One of the things that interests me most about the presidential election is how the Bush-Cheney campaign used consumer research and communication strategies that mirror the savviest marketers of big brands. And we here at NotBillable are always fans of smart advertising! Patrick Ruffini points to this WaPo article that tells us how smart it really was. One could say that the Kerry campaign (and their 527s) took a mass approach to marketing their candidate -- an old strategy that meant, for instance, buying lots of expensive network media -- while the Bush campaign took a niche approach, matching different messages to different audiences and employing a more targeted use of broadcast and cable ad buys. Example: as the NYTimes reported on December 6 (in an Archived article) research showed that many Republican women watch Will & Grace. Guess where the campaign did buy network ad time?
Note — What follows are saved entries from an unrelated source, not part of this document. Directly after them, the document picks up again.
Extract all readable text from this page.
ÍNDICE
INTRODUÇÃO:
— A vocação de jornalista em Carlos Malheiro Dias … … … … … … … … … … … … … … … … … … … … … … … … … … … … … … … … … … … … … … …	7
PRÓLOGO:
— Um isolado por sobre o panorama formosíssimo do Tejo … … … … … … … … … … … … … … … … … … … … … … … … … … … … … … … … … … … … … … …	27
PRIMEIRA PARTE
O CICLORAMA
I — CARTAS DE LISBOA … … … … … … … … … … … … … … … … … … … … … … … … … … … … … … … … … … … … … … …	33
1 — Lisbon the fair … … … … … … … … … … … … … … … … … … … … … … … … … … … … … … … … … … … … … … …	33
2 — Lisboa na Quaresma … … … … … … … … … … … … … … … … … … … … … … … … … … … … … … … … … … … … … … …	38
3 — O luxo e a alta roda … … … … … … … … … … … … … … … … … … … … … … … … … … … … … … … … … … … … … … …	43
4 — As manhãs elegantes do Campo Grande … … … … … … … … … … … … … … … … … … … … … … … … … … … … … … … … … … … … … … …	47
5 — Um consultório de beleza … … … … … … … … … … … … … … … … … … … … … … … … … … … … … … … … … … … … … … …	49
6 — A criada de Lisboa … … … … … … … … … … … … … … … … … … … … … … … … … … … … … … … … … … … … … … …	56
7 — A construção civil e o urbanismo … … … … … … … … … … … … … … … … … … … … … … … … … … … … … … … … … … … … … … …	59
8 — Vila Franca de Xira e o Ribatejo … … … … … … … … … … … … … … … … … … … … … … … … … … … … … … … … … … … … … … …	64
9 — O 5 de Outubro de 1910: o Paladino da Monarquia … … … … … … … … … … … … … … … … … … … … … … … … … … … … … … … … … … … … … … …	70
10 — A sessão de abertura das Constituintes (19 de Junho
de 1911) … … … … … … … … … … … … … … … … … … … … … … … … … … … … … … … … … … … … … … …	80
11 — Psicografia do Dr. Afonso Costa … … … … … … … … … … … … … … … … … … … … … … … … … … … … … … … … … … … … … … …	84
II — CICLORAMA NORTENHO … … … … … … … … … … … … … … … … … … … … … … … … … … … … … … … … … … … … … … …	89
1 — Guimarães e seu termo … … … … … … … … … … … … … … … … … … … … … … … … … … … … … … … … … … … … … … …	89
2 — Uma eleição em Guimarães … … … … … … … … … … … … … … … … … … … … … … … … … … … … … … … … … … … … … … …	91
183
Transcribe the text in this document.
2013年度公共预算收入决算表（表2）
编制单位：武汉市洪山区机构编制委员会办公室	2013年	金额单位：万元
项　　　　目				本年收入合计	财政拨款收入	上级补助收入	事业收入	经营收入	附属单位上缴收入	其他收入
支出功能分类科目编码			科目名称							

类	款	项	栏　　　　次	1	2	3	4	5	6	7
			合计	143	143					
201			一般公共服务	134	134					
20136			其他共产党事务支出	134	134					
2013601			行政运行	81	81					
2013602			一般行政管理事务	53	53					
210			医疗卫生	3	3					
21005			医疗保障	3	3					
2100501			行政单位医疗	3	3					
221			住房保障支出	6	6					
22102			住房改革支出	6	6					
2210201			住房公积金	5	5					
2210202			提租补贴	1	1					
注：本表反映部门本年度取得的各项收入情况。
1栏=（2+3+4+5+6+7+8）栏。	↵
This is consumer research -- pure and simple analytics -- at its best. When most people talk of research in campaigns, they mean focus groups but there can and should be much more. There's the all-important database. Early on, the Bush-Cheney team scrapped their traditional phone lists and voter info and used CONSUMER databases -- getting a psychographic picture of who their voters were and what they did. This of course led to the aforementioned precise media plans. I'm guessing it also allowed them to zero in on INFLUENCERS -- people who can reach and motivate other voters/consumers not reached by more traditional advertising. And that's where "the energy and commitment of your supporters" (as Ruffini puts it) kicks in.
As someone in advertising who loves to follow politics, I've always wondered why campaigns don't behave like successful marketers. Candidates are brands. They reach and influence voters through advertising and public relations. Maybe Bush-Cheney finally proved to the political world what Procter & Gamble proved years ago to marketers: the secret to success is constant and high-quality consumer research.